Monday, April 27, 2015

Hausfrau by Jill Alexander Essbaum






 Hausfrau is sure to evoke strong reactions. Its publisher, Random House, is extoling it as "a literary 50 Shades of Grey." It  has sold publishing rights in 14 international markets and ordered a third printing.

The book is a modern re-telling of Anna Karenina. In Hausfrau, Anna is an American living in Switzerland with her austere and handsome Swiss husband, mother-in-law, and three young children. Her lack of language skills and her own aloofness contribute to her ongoing sense of alienation. Yet, the main characteristic of our protagonist is her passivity.

As the novel progresses, we realize that Anna lacks all sense of direction. She has no moral core.

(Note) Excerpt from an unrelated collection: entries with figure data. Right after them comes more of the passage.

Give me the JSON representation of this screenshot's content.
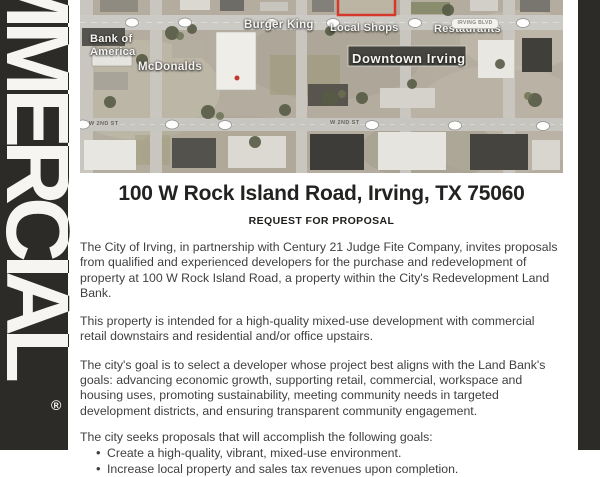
{
  "colors": {
    "sidebar_bg": "#2c2b28",
    "accent_red": "#d4392c",
    "map_label": "#f5f4f0"
  },
  "sidebar": {
    "word": "COMMERCIAL",
    "registered": "®"
  },
  "map": {
    "poi": {
      "bank": "Bank of\nAmerica",
      "mcdonalds": "McDonalds",
      "burger_king": "Burger King",
      "local_shops": "Local Shops",
      "restaurants": "Restaurants",
      "downtown": "Downtown Irving"
    },
    "streets": {
      "irving_blvd": "IRVING BLVD",
      "second_st_left": "W 2ND ST",
      "second_st_right": "W 2ND ST"
    }
  },
  "heading": {
    "title": "100 W Rock Island Road, Irving, TX 75060",
    "subtitle": "REQUEST FOR PROPOSAL"
  },
  "body": {
    "paragraphs": [
      "The City of Irving, in partnership with Century 21 Judge Fite Company, invites proposals from qualified and experienced developers for the purchase and redevelopment of property at 100 W Rock Island Road, a property within the City's Redevelopment Land Bank.",
      "This property is intended for a high-quality mixed-use development with commercial retail downstairs and residential and/or office upstairs.",
      "The city's goal is to select a developer whose project best aligns with the Land Bank's goals: advancing economic growth, supporting retail, commercial, workspace and housing uses, promoting sustainability, meeting community needs in targeted development districts, and ensuring transparent community engagement."
    ],
    "goals_intro": "The city seeks proposals that will accomplish the following goals:",
    "goals": [
      "Create a high-quality, vibrant, mixed-use environment.",
      "Increase local property and sales tax revenues upon completion."
    ]
  }
}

Adultery, in the form of casual sex, is her escape from boredom and her acquiescence to a need to be desired.

Essbaum is a poet and her novel's language substantiates this. Her characters are well-drawn. Yet the difficulty in loving this book rests in Anna's unlikeability. We learn, through Anna's sessions with her psychoanalist, that she lost both her parents at a critical age. She felt unloved by others who cared for her. This may have contributed to her need to be dominated by men. However, Anna is so self-absorbed and uncaring of others that the reader finds it hard to understand her.

Hausfrau is definitely a well-written book with lots of explicit sex scenes. Anna is a complicated character, the subject of which might ignite heated debate at a book club. As Anna Russell wrote in The Wall Street Journal: "(Hausfrau) is guarenteed to be a hit. Nothing sells better than a large group of people complaining about the content...Now we just want to see what the fuss is about."